Я еще плотнее закрыл глаза и… увидел Сергея. Он стоял навытяжку перед листавшим сопроводительные документы дежурным офицером и, нахально улыбаясь, твердил:
— Семенов, пятьдесят седьмого года рождения, ранее не судим, вдовец… Несправедливо задержан, буду жаловаться, а со следователя — контрибуцию сдеру!
Я видел все происходящее, словно на экране телевизора. Впоследствии, когда Мисютин мне рассказывал о подробностях своего освобождения, мы оба поразились тому, что мои видения и реальные события один к одному совпали как по времени, так и по диалогам. Барон на самом деле сказал: «Контрибуцию сдеру!», и, сопровождаемый наметанными взглядами контролеров, двинулся к тюремным воротам.
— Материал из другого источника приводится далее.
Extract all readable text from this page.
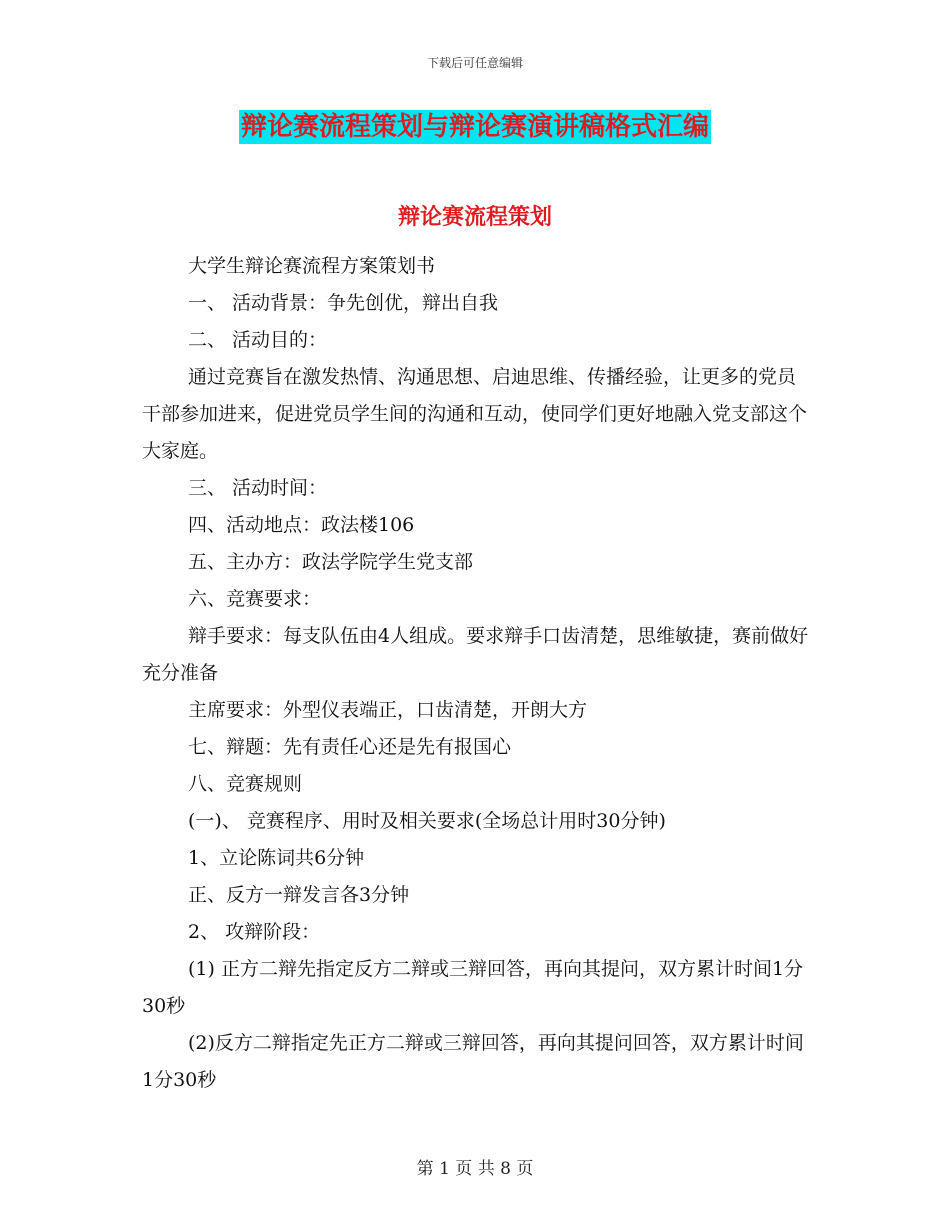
下载后可任意编辑
辩论赛流程策划与辩论赛演讲稿格式汇编
辩论赛流程策划

大学生辩论赛流程方案策划书

一、 活动背景：争先创优，辩出自我

二、 活动目的：

通过竞赛旨在激发热情、沟通思想、启迪思维、传播经验，让更多的党员干部参加进来，促进党员学生间的沟通和互动，使同学们更好地融入党支部这个大家庭。

三、 活动时间：

四、活动地点：政法楼106

五、主办方：政法学院学生党支部

六、竞赛要求：

辩手要求：每支队伍由4人组成。要求辩手口齿清楚，思维敏捷，赛前做好充分准备

主席要求：外型仪表端正，口齿清楚，开朗大方

七、辩题：先有责任心还是先有报国心

八、竞赛规则

(一)、 竞赛程序、用时及相关要求(全场总计用时30分钟)

1、立论陈词共6分钟

正、反方一辩发言各3分钟

2、 攻辩阶段：

(1) 正方二辩先指定反方二辩或三辩回答，再向其提问，双方累计时间1分30秒

(2)反方二辩指定先正方二辩或三辩回答，再向其提问回答，双方累计时间1分30秒

第 1 页 共 8 页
Щелкнул электронный замок. Тяжелые ворота с болезненным скрипом отъехали в сторону. Мой бывший сокамерник еще о чем-то пошептался с дежурным и, повернувшись к тюрьме, три раза поклонился.
Через несколько мгновений он уже быстро шагал вдоль черной, покрытой стылой рябью Невы. Мела поземка, застывали на миг на темном, помеченном черным льдом асфальте снежные переменчивые узоры и с шорохом, преобразуясь на лету, скользили дальше. И тонкий шорох этот был все время слышен, перекрывал шум автомобилей, и только звук Сергеевых шагов был еще слышнее и отчетливее — частый и чуть неровный, как удары сердца…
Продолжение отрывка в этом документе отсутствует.